Una miscela talora depressiva e pure di riscatto che nasce nei luoghi reali dove si produce, abitati da persone vere, tardivamente rivalutati dal discorso pubblico dopo la sbornia finanziaria.
Gli industriali, si sa, hanno una serie di rimostranze che sono state elencate, per quanto non siano state sparate cannonate contro i guasti della malapolitica, mentre il giudizio sul governo Monti è parzialmente positivo ma il riformismo dell'esecutivo tecnico è ritenuto al di sotto delle attese. In testa, e in modo reiterato, ci sono il no alla riforma del lavoro del ministro Elsa Fornero e il timore che l'Imu, se dovesse assimilare gli impianti agli immobili, penalizzi l'attività produttiva.
Ma, al di là del cahier de doléance, le prospettive indicate puntano su tre fattori che vanno presi in considerazione.
Il primo, forse il più importante, riguarda i Bond del territorio, «uno strumento per consentire al risparmiatore di aiutare lo sviluppo del suo territorio e, indirettamente, contribuire al finanziamento del suo lavoro.
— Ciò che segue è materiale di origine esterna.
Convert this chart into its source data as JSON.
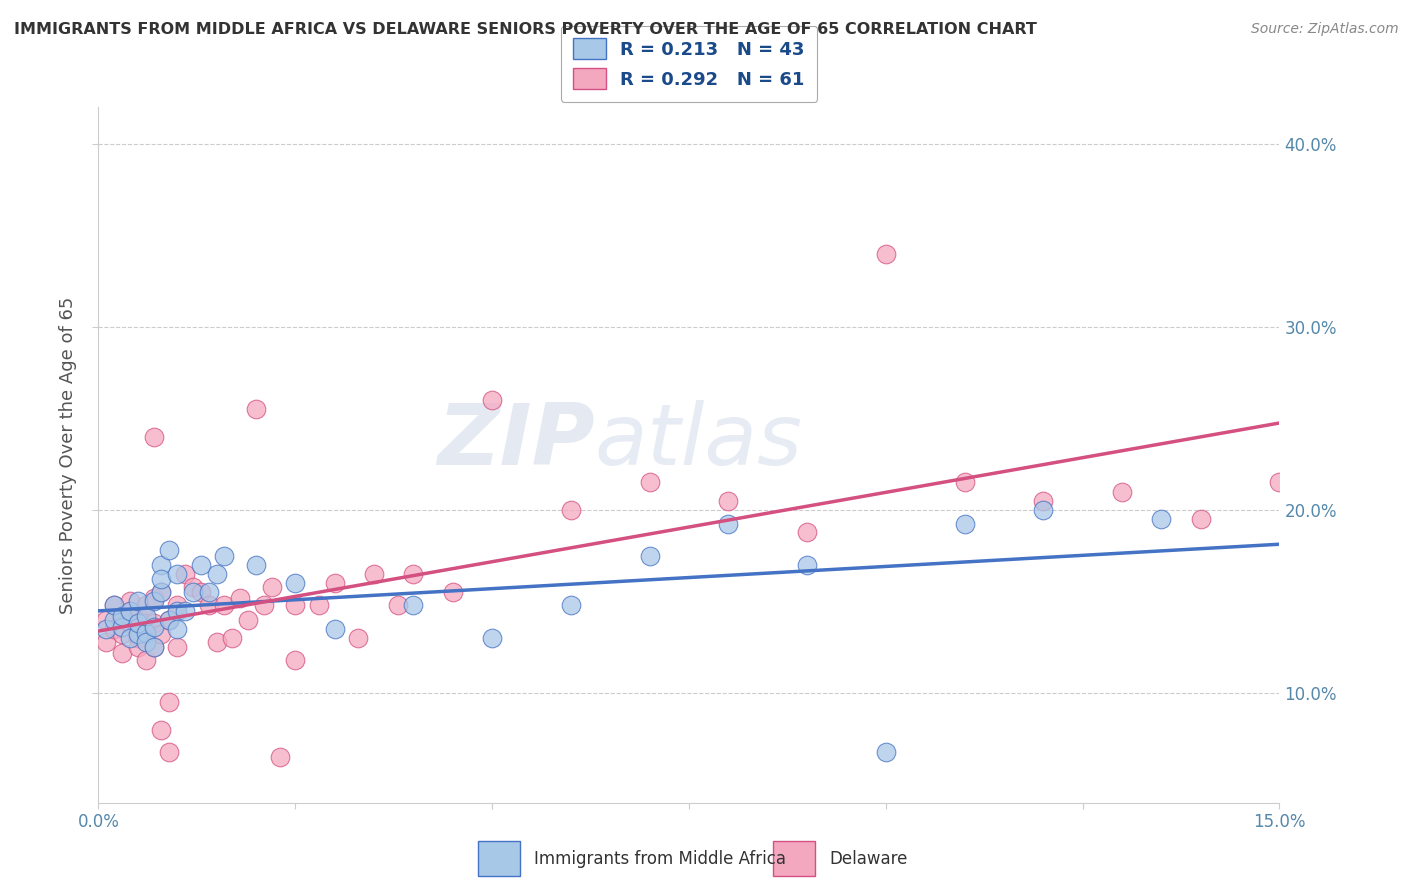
{
  "title": "IMMIGRANTS FROM MIDDLE AFRICA VS DELAWARE SENIORS POVERTY OVER THE AGE OF 65 CORRELATION CHART",
  "source": "Source: ZipAtlas.com",
  "ylabel": "Seniors Poverty Over the Age of 65",
  "xlabel_blue": "Immigrants from Middle Africa",
  "xlabel_pink": "Delaware",
  "legend_blue_r": "R = 0.213",
  "legend_blue_n": "N = 43",
  "legend_pink_r": "R = 0.292",
  "legend_pink_n": "N = 61",
  "xlim": [
    0.0,
    0.15
  ],
  "ylim": [
    0.04,
    0.42
  ],
  "color_blue": "#a8c8e8",
  "color_pink": "#f4a8c0",
  "line_color_blue": "#4472c4",
  "line_color_pink": "#d45080",
  "watermark_zip": "ZIP",
  "watermark_atlas": "atlas",
  "blue_x": [
    0.001,
    0.002,
    0.002,
    0.003,
    0.003,
    0.004,
    0.004,
    0.005,
    0.005,
    0.005,
    0.006,
    0.006,
    0.006,
    0.007,
    0.007,
    0.007,
    0.008,
    0.008,
    0.008,
    0.009,
    0.009,
    0.01,
    0.01,
    0.01,
    0.011,
    0.012,
    0.013,
    0.014,
    0.015,
    0.016,
    0.02,
    0.025,
    0.03,
    0.04,
    0.05,
    0.06,
    0.07,
    0.08,
    0.09,
    0.1,
    0.11,
    0.12,
    0.135
  ],
  "blue_y": [
    0.135,
    0.14,
    0.148,
    0.136,
    0.142,
    0.13,
    0.145,
    0.132,
    0.138,
    0.15,
    0.133,
    0.128,
    0.142,
    0.136,
    0.15,
    0.125,
    0.17,
    0.155,
    0.162,
    0.14,
    0.178,
    0.145,
    0.135,
    0.165,
    0.145,
    0.155,
    0.17,
    0.155,
    0.165,
    0.175,
    0.17,
    0.16,
    0.135,
    0.148,
    0.13,
    0.148,
    0.175,
    0.192,
    0.17,
    0.068,
    0.192,
    0.2,
    0.195
  ],
  "pink_x": [
    0.001,
    0.001,
    0.002,
    0.002,
    0.003,
    0.003,
    0.003,
    0.004,
    0.004,
    0.004,
    0.005,
    0.005,
    0.005,
    0.006,
    0.006,
    0.006,
    0.007,
    0.007,
    0.007,
    0.008,
    0.008,
    0.009,
    0.009,
    0.01,
    0.01,
    0.011,
    0.012,
    0.013,
    0.014,
    0.015,
    0.016,
    0.017,
    0.018,
    0.019,
    0.02,
    0.021,
    0.022,
    0.023,
    0.025,
    0.028,
    0.03,
    0.033,
    0.035,
    0.038,
    0.04,
    0.045,
    0.05,
    0.06,
    0.07,
    0.08,
    0.09,
    0.1,
    0.11,
    0.12,
    0.13,
    0.14,
    0.15,
    0.025,
    0.007,
    0.008,
    0.009
  ],
  "pink_y": [
    0.14,
    0.128,
    0.135,
    0.148,
    0.14,
    0.132,
    0.122,
    0.145,
    0.138,
    0.15,
    0.13,
    0.142,
    0.125,
    0.135,
    0.148,
    0.118,
    0.138,
    0.152,
    0.125,
    0.155,
    0.132,
    0.14,
    0.095,
    0.148,
    0.125,
    0.165,
    0.158,
    0.155,
    0.148,
    0.128,
    0.148,
    0.13,
    0.152,
    0.14,
    0.255,
    0.148,
    0.158,
    0.065,
    0.148,
    0.148,
    0.16,
    0.13,
    0.165,
    0.148,
    0.165,
    0.155,
    0.26,
    0.2,
    0.215,
    0.205,
    0.188,
    0.34,
    0.215,
    0.205,
    0.21,
    0.195,
    0.215,
    0.118,
    0.24,
    0.08,
    0.068
  ]
}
Nello stesso tempo le banche rilanciano la loro dimensione territoriale».
Il secondo è politico-culturale, in discontinuità rispetto ad un certo andazzo da Seconda Repubblica.
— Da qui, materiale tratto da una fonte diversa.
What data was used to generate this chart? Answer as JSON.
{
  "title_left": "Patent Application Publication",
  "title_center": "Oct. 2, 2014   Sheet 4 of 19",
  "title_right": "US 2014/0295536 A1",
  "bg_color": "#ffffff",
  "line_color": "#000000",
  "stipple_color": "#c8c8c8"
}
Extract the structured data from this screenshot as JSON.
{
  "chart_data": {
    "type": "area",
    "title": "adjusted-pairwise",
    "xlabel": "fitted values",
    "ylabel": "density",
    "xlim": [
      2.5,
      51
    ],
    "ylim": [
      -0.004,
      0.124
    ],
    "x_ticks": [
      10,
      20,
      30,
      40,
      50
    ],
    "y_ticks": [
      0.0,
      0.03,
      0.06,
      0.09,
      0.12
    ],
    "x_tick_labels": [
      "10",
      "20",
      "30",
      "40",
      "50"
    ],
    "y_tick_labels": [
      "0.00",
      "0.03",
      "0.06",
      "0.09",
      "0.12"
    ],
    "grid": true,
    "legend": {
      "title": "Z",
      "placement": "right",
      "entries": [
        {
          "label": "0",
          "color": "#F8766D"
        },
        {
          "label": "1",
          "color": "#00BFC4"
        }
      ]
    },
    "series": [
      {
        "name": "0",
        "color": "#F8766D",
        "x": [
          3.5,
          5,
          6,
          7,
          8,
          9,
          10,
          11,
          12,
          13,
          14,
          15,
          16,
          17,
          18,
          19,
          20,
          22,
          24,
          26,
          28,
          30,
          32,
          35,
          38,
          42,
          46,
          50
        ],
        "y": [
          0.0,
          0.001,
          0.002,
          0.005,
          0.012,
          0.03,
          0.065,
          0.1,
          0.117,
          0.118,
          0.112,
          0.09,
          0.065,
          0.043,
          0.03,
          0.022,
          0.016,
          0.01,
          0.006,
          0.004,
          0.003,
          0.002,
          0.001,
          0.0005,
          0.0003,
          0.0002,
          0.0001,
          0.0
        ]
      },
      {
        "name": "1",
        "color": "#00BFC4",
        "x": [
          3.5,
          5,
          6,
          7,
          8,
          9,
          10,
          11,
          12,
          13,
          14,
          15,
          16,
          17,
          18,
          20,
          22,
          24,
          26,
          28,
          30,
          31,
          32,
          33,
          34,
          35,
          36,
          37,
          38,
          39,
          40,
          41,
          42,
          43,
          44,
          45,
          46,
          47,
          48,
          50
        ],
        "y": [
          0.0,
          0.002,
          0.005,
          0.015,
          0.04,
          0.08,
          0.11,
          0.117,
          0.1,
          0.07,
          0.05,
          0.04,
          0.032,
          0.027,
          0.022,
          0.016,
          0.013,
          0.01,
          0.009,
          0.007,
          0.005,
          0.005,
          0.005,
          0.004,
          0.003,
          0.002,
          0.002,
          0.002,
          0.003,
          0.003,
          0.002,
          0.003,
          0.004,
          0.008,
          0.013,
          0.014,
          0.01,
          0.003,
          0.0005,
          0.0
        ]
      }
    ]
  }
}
Il terzo è il rilancio della società della conoscenza in sinergia con l'Università. Il tutto inserito nel patriottismo del manifatturiero, dell'economia reale: la passione dell'industria di base, cioè la passione per la cosa in sé, quella che si costruisce con la manualità creativa dal basso, e il legame automatico fra il successo dell'impresa e il successo del territorio. Uno schema intellettuale e insieme realistico.
Il problema è ricollocare il ruolo essenziale dell'industria, «un settore che in definitiva è portatore di un reale progresso economico e sociale, che offre opportunità a molti, non a pochi».
Agli imprenditori il presidente nazionale di Confindustria Giorgio Squinzi, in modo asciutto e soft, ribadisce la sua linea: la necessità di uno scambio fra riduzioni degli incentivi alle aziende e minori tasse, semplificazioni normative, un regionalismo più bilanciato, un esplicito europeismo.
Su Fiat e Marchionne, che sono una spina nel fianco anche di Confindustria, ha sostanzialmente glissato e sul Monti-bis è, in linea teorica, d'accordo purché abbia una legittimazione elettorale e dunque politica.
L'impressione è che Confindustria, più che inseguire toni critici e rivendicativi, punta tuttora sul dialogo e sulla mediazione, consapevole di poter disporre di un'eccellenza produttiva che tiene le posizioni e convinta di quel "mettiamocela tutta", come ha esortato Squinzi.